Every time a probabilistic method is used, a different outcome is generated. For these methods it is often recommended that a seed be set for the random number generator if you want to produce replicable results. The seed is used to initialize the random number generator used for probabilistic methods. In sdcApp, the seed can be set to any integer value from 0 to 500. To select a value, you can click with the mouse pointer on the slider and use the arrow keys (left and right or up and down) to select an exact value. In Fig. 27 the seed is set at 388.

Note

In order to replicate exact results when using probabilistic methods, the order in which the methods are carried out influences the results. Therefore, besides the seed, also the order of the operations needs to be the same. The seed changes when used in the random number generator. When the undo button is used (see ), the seed is not reset to the value prior to the reverted step.

Summary view

After setting up the SDC problem, the application jumps automatically to the summary view of the Anonymize tab. When an SDC problem is available, the Anonymize tab provides a summary of the SDC problem and allows to apply anonymization methods.
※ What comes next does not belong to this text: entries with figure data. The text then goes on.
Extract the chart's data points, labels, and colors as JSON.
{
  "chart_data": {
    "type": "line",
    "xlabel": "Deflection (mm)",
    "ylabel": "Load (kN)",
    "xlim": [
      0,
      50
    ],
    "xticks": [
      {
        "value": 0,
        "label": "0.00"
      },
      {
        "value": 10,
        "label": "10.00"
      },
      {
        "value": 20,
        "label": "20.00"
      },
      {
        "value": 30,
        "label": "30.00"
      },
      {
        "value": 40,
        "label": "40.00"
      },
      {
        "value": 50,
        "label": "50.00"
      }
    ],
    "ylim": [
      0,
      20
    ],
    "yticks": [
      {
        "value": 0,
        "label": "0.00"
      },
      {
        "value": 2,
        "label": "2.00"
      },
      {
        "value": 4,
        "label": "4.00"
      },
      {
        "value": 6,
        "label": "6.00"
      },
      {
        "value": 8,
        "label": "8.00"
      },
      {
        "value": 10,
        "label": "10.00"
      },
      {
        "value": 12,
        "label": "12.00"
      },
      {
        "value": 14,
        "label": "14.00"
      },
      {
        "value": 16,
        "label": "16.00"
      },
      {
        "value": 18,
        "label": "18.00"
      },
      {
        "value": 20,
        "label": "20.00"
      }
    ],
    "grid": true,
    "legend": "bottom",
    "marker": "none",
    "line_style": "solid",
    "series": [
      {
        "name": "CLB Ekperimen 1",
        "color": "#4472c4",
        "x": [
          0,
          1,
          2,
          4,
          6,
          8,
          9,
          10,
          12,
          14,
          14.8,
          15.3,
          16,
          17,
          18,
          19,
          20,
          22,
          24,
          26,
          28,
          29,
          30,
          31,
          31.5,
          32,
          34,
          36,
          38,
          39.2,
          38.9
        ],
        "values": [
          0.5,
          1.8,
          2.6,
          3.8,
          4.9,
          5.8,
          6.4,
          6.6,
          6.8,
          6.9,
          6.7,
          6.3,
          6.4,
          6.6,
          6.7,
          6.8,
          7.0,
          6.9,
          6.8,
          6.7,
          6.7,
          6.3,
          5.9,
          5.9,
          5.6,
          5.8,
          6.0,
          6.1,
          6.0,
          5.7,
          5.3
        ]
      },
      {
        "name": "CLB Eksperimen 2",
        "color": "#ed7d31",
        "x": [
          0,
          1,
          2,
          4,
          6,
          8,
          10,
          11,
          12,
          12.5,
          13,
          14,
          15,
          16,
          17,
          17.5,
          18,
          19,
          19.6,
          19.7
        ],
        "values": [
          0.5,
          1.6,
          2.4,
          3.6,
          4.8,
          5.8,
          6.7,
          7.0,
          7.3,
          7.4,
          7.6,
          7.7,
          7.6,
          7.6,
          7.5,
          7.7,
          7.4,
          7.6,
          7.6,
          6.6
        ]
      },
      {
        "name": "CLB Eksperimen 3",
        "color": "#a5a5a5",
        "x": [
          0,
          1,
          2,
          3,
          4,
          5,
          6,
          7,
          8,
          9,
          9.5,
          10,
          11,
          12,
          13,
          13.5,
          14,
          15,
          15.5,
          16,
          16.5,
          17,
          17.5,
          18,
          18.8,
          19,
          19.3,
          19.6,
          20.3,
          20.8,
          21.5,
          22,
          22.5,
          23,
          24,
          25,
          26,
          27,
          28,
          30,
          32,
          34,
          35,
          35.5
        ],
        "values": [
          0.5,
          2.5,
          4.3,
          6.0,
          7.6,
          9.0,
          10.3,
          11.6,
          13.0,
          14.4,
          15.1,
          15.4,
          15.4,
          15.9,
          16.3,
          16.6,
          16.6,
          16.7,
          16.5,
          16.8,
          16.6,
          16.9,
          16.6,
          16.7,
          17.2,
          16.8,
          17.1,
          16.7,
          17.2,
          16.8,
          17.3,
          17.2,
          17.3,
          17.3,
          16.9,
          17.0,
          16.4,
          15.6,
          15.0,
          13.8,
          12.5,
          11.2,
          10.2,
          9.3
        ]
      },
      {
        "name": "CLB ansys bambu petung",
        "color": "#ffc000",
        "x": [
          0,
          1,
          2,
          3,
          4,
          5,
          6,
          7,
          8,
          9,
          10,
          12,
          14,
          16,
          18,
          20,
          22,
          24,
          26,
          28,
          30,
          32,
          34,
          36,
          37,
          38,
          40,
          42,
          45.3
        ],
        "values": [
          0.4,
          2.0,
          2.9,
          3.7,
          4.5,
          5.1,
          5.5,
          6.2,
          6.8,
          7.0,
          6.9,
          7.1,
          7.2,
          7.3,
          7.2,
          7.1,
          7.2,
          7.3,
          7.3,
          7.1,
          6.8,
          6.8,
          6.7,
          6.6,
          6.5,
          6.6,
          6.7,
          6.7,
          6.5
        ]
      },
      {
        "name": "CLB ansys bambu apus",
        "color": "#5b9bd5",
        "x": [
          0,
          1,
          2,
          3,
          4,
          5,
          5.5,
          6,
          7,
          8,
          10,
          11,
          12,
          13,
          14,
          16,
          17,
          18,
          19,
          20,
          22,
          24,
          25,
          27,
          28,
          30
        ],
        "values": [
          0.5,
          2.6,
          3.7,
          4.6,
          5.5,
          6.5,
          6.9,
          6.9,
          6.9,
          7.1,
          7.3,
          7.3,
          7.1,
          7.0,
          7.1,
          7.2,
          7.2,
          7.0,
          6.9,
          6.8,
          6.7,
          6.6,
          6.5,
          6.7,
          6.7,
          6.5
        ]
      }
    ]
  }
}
This tab first shows a Summary overview of the problem. The content of the summary page varies with the SDC problem. For example, if no numerical key variables were selected, the information on numeric key variables is omitted. Fig shows the summary page.

Note

Once the SDC problem is set up, it is possible and highly recommended to save the SDC problem. By saving the SDC problem, you can reload the problem including the preparation steps and variable selection in case of issues with sdcApp or to revert to this ‘clean’ state without any methods applied in order to compare several methods.

Note

If you would like to change the variable selection after setting up the SDC problem, click the red button [add png]. By doing so, you need to respecify the full variable selection.